C’est qui Stan Getz, pour toi ?

C’est un peu un amour de jeunesse. C’est une poésie doublée d’une perfection, inaccessible pour le commun des saxophonistes.

Tu es choqué si je te dis que tu dénotes par rapport aux sax de ta génération, plus tournés vers John Coltrane ou Sonny Rollins que vers le lyrisme de Getz ?

Non, non, cela ne me choque pas. Chacun va où vont ses goûts. C’est vrai qu’autour de moi, j’ai quelques coltraniens fous. Mais, tu sais, ils sont devenus ayleriens maintenant. 

C’est peut-être même là où réside la particularité et l’intérêt de ton jeu sur la scène actuelle, non ?

Possible. Mais rien n’est calculé. C’est juste une histoire d’amour avec le son de Getz. Je n’ai jamais eu envie de devenir un sax hurleur. C’est pas là où je me sens bien, pas là où je peux jouer pas très fort avec un joli son. Ce qui ne contraint pas ma musique, attention. J’ai un projet en cours avec des gens qui jouent extrêmement bien du free jazz, au son assez énervé et assez engagé, mais qui ne contraint en rien le mien.

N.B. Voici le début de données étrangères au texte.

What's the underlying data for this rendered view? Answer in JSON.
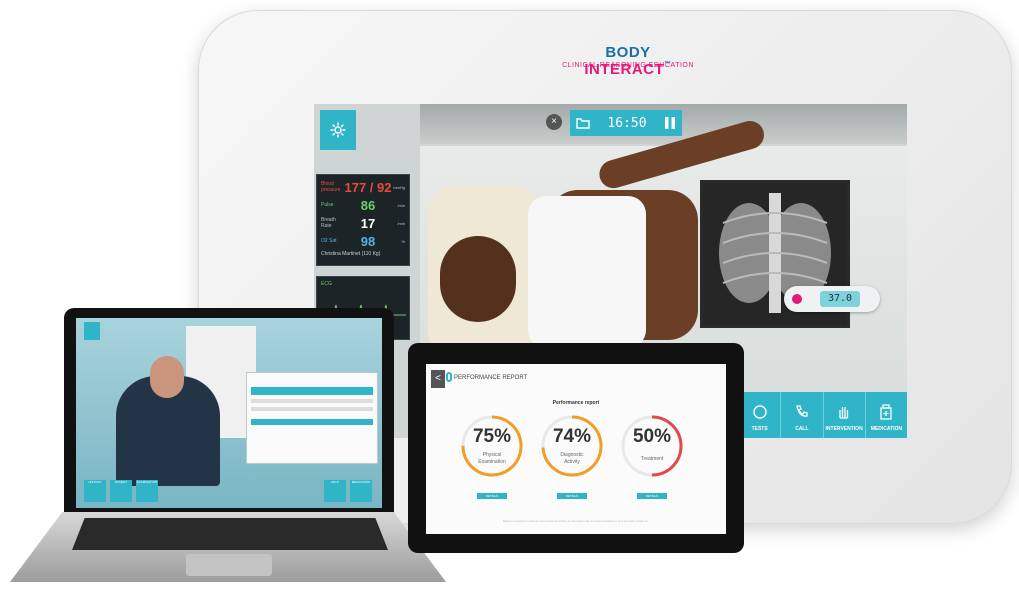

Revenons à Getz et à cet album, Focus.

Quand j’étais jeune, Getz était encore vivant. Le grand choc, c’est d’abord People Time puis après je suis remonté. J’ai relevé Stan Getz Plays en long, en large et en travers. Il fait partie de ma vie comme la Bible fait partie du quotidien d’un mormon. En ce moment, je relève du Getz quasi tous les jours ou alors je rejoue un solo que je connais par cœur pour voir si j’en suis encore capable. Cela fait 6 mois que je bosse le solo de Tour’s End que Getz a enregistré avec Peterson. Je le joue, je m’amuse à le transposer.

Relax

Et tu arrives à ne pas t’ennuyer ?

En vérité, si tu veux vraiment exploiter une matière musicale aussi parfaite que ce solo, c’est sans fin. L’exercice de base qui consiste à le jouer à l’identique, c’est une des seules façons d’apprendre à jouer du jazz. Après tu vis ta vie, tu digères.

Tu te souvenais de cela en composant Re Focus ?

Quand j’ai fait Re Focus, je me suis interdit d’écouter Focus. Le cauchemar… C’était déjà une idée à la con.

À la con ?

C’était un challenge personnel pour faire un disque chez Verve. J’ai cherché à être malin. Je suis rentré chez le directeur artistique de Verve entre les deux tours des Victoires du Jazz et en voyant le logo Verve, je lui ai annoncé cette idée. J’en avais envie depuis longtemps, j’en parlais depuis longtemps avec Fred Pallem qui a arrangé les cordes de l’album. Peut-être même quand on était au CNSM ensemble.

C’est quoi ? Un hommage ? Un tribute ? Un remake ?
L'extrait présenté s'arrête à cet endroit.